To be clear, I have got two doubts,

  • One, about the non-uniqueness of an isothermal process &
  • Two, about the uniqueness of an adiabatic process.

The first doubt

The Wikipedia page of isothermal process states that:

For an adiabatic process, in which no heat flows into or out of the gas because its container is well insulated, Q = 0. If there is also no work done, i.e. a free expansion, there is no change in internal energy. For an ideal gas, this means that the process is also isothermal.[4] Thus, specifying that a process is isothermal is not sufficient to specify a unique process.

Now I am confused about the meaning of the last line.

Thus, specifying that a process is isothermal is not sufficient to specify a unique process.

I am not able to understand the significance of that last statement. Does it mean that any two states, say A & B, can be connected by more than one isothermal processes?

The second doubt

Similarly, I had read in my textbook that an adiabatic process is unique in nature. That is, between any two states only one adiabatic process can exist. To say the same thing in other words, if two thermodynamic states are connected by a reversible adiabatic process, then the same two states cant be connected by an irreversible adiabatic process

Kindly help me understand these statements with the help of some PV/VT/PT diagrams.

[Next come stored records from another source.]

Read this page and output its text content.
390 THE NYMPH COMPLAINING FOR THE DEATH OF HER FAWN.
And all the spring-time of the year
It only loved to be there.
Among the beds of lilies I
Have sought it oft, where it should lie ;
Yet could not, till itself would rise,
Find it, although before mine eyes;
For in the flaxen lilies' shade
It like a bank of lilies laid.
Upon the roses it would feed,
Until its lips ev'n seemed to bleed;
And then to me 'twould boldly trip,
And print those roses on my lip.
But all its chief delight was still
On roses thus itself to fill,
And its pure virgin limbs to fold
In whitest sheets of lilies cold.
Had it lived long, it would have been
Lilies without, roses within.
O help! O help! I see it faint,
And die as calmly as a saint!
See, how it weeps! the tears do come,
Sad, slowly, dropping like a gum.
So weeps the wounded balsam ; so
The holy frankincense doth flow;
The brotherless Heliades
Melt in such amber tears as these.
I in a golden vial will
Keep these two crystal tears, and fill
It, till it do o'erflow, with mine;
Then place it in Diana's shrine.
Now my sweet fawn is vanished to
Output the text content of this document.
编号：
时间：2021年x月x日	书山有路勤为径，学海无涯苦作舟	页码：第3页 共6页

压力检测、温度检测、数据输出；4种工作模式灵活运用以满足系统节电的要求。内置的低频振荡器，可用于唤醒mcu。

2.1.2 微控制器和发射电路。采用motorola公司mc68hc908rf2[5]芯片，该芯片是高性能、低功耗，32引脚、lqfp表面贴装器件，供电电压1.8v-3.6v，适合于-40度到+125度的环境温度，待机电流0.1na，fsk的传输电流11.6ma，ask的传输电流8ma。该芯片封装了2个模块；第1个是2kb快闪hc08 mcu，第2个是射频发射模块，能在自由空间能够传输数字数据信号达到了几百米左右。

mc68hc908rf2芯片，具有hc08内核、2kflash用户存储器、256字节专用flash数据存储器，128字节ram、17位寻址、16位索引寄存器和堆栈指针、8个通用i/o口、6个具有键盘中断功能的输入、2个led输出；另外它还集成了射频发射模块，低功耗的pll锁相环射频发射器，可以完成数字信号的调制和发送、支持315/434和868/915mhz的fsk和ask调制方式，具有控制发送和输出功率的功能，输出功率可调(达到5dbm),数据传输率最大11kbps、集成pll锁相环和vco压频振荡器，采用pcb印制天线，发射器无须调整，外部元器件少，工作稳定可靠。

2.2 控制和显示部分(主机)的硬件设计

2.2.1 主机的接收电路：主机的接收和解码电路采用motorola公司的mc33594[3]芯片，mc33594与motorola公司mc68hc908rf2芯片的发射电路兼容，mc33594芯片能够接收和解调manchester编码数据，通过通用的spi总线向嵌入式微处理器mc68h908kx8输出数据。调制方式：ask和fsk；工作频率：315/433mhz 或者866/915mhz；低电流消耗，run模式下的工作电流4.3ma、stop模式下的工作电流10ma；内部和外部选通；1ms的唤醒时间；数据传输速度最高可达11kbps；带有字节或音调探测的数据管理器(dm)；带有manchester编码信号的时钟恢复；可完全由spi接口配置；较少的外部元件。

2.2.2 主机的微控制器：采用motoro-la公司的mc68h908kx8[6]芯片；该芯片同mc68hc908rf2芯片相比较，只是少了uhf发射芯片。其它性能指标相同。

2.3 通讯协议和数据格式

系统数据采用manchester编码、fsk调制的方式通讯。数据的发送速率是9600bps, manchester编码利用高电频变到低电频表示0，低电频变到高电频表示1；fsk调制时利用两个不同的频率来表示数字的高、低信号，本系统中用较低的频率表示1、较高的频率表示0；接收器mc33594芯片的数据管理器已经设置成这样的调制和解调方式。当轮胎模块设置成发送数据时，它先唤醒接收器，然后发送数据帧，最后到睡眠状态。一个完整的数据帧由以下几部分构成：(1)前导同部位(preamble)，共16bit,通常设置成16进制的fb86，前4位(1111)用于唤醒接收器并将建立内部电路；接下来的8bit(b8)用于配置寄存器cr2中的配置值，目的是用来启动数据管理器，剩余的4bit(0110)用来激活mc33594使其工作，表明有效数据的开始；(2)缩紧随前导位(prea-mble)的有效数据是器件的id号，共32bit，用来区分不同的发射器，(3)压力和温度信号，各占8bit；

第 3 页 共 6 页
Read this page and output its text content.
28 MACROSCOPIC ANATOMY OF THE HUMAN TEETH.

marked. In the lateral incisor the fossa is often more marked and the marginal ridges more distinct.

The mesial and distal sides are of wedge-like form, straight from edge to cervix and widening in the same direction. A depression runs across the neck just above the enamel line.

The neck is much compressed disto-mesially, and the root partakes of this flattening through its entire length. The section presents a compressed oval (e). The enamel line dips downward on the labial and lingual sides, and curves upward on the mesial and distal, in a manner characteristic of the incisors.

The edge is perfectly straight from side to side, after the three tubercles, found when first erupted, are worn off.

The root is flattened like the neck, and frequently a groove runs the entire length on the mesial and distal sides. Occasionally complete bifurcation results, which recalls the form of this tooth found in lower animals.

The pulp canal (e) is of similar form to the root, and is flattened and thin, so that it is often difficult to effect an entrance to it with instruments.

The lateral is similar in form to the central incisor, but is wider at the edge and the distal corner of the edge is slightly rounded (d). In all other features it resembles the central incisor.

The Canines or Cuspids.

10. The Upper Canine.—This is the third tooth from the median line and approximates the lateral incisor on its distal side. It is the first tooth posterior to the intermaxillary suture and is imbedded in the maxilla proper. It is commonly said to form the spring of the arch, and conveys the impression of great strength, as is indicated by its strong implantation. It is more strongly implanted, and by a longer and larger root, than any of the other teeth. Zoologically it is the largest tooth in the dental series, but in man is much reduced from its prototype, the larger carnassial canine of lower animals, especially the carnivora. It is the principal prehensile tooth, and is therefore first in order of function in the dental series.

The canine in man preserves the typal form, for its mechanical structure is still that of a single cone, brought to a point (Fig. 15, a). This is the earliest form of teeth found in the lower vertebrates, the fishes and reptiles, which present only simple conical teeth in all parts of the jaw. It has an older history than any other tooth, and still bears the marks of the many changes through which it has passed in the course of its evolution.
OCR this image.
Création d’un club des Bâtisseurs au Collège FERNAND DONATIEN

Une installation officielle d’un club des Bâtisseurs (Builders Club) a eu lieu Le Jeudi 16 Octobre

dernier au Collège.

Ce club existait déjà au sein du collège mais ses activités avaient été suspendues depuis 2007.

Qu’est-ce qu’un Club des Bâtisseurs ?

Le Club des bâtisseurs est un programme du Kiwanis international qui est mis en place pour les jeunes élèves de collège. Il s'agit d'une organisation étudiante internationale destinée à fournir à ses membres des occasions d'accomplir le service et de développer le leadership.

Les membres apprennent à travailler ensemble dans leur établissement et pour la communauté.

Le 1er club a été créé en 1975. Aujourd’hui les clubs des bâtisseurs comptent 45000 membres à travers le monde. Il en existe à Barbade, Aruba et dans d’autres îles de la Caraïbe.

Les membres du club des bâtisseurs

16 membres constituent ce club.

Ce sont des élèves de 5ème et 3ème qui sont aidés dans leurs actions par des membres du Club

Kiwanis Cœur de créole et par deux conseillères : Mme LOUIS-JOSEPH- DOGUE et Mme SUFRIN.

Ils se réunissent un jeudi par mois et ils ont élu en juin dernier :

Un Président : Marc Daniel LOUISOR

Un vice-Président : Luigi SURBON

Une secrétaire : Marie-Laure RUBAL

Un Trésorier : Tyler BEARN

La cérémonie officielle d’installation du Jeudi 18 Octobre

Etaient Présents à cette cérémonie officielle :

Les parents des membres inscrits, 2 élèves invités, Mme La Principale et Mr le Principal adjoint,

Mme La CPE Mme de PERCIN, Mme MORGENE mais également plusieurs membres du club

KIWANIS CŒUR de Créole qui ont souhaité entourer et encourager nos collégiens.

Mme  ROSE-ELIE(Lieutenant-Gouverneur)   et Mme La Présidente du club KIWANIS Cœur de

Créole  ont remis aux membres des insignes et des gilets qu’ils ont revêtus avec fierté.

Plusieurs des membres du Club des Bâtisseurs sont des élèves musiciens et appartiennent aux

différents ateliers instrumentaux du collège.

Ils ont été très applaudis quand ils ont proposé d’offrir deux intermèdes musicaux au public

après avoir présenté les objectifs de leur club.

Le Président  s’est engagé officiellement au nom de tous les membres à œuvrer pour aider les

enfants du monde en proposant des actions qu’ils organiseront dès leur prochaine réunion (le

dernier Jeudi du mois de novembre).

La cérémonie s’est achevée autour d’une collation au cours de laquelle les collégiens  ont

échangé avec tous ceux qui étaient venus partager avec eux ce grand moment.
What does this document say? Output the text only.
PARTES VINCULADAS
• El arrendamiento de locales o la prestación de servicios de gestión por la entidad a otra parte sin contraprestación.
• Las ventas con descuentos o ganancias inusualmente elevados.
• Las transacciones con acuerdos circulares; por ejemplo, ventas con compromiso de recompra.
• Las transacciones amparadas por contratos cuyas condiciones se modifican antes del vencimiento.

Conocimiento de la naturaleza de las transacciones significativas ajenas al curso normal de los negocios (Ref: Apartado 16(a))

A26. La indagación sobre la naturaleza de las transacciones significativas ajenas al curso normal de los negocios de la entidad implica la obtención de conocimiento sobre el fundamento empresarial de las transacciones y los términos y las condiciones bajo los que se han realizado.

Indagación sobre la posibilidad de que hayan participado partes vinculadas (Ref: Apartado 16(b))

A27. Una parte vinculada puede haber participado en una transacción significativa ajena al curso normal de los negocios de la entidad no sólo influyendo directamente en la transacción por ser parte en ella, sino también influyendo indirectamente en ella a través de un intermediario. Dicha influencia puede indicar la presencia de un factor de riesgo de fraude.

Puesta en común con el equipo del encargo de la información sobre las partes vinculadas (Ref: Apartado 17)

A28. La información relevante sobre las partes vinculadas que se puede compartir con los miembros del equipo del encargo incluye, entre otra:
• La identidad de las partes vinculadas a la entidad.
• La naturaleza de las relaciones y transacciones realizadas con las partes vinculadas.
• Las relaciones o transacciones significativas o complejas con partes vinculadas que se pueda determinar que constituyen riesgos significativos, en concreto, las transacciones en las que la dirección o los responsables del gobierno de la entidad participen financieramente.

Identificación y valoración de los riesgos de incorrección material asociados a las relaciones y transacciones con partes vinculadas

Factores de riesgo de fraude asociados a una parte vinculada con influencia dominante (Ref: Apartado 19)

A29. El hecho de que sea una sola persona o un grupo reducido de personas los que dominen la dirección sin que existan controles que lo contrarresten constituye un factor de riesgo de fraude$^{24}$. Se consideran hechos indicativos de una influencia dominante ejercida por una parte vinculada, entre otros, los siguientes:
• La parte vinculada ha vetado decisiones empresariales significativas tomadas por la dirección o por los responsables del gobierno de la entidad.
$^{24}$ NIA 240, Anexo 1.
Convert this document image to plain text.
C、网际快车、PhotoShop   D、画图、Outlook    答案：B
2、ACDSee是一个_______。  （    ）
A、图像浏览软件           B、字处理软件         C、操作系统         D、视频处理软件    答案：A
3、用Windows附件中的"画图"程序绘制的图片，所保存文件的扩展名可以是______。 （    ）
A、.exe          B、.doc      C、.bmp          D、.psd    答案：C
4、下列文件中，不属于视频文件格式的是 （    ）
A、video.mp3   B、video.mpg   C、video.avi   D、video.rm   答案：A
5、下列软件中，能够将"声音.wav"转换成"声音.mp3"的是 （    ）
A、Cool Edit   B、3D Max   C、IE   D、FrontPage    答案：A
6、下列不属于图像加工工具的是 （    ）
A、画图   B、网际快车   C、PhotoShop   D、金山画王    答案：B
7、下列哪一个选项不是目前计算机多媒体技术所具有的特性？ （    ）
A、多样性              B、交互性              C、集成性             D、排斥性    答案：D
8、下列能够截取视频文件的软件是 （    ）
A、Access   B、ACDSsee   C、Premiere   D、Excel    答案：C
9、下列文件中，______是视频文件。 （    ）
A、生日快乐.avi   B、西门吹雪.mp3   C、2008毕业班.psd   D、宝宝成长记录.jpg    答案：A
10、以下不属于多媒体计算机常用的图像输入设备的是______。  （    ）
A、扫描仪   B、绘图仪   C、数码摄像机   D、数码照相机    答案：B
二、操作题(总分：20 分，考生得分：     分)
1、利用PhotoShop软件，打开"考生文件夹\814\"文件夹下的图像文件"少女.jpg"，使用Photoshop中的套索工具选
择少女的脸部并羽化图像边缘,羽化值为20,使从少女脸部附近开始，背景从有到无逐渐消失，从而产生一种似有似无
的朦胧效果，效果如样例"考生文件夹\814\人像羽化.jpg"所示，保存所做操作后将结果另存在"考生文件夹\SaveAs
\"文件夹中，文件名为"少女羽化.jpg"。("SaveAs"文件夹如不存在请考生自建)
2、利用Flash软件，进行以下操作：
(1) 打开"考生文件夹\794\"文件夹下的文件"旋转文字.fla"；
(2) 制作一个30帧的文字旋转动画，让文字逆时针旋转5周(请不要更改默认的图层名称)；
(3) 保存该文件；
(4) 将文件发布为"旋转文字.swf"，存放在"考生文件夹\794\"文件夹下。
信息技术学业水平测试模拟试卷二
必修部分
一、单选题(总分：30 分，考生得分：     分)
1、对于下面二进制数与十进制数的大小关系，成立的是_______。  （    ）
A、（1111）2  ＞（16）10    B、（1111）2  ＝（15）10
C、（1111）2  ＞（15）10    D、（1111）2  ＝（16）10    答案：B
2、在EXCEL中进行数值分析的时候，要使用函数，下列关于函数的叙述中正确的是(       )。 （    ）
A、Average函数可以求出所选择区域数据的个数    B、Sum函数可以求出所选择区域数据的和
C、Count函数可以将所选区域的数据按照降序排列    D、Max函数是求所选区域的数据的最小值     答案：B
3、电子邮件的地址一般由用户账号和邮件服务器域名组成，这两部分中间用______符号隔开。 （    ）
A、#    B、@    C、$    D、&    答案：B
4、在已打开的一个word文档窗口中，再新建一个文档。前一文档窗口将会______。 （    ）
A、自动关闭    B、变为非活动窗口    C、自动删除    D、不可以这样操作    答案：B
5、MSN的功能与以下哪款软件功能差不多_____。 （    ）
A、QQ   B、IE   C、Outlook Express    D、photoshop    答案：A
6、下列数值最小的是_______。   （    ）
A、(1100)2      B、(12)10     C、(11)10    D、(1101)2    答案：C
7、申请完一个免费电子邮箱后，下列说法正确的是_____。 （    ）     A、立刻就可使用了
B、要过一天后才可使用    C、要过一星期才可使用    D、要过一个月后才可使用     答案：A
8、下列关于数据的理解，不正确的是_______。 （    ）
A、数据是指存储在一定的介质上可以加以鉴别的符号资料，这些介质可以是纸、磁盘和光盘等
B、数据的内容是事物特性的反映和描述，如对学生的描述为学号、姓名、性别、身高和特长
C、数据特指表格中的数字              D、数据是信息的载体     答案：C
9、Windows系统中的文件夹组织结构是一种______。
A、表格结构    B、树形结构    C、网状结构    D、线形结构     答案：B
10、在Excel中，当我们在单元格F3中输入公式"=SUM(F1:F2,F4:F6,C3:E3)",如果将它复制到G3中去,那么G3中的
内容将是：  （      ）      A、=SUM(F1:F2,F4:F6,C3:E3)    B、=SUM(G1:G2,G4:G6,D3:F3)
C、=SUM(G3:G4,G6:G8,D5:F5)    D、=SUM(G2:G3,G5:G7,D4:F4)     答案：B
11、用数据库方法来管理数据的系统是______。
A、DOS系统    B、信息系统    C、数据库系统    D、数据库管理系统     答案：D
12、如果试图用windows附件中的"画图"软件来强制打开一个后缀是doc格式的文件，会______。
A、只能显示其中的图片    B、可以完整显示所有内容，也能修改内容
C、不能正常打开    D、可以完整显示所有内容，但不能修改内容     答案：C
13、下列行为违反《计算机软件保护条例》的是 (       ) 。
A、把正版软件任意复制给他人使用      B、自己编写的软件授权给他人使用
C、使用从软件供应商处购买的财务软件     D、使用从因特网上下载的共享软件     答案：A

Any help would be deeply appreciated.

  • 1
    $\begingroup$ Please clarify what you are actually asking. You claim to be confused about the uniqueness of an isothermal process in the line between the quotes but later claim to be unsure about the uniqueness of an adiabatic process. So which one is it? $\endgroup$ – Jan Sep 30 '17 at 14:32
  • $\begingroup$ Sir/Madam Jan, I have tried to make my question clearer, kindly put the question off hold and help me. Thanking you in advance... $\endgroup$ – Mridul Kumar Rai Oct 2 '17 at 7:09
  • 2
    $\begingroup$ @user134175 I still think this is two separate questions so it should be posted as two separate questions. Edit this one down to one of your doubts and post the second as a separate question. I will vote to reopen this post if you do that because I think they are worthwhile questions. $\endgroup$ – Tyberius Oct 2 '17 at 14:42

(1) An isothermal process is one during which the system temperature $T=constant$. For an ideal satisfying $pV=RT$ this means that $pV=constant$ irrespective of how you achieve it. You can go up and down, back and forth on the same isothermal, but it is still an isothermal process having the same temperature. So it is not a unique process between two fixed points.

(2) The uniqueness of the adiabatic process is true only for a simple system, that is one whose state can be described by temperature and one additional "mechanical" parameter, e.g., for a gas $p = p(T,V)$, or a magnet $M=M(T,B)$, etc. It is definitely not true for more complicated systems, for example a gas with magnetic properties $p=p(T,V,B)$. Instead what is true is that through every equilibrium point there is a unique adiabatic surface (not a curve) determined by a pair of variables say $T,V$ or $V,B$ or $T,B$ such that any curve lying in that surface is an adiabatic process. That such adiabatic surfaces exist is the basis of one of the mathematical proofs of the existence of the entropy function and this quite famous proof is due to Caratheodory.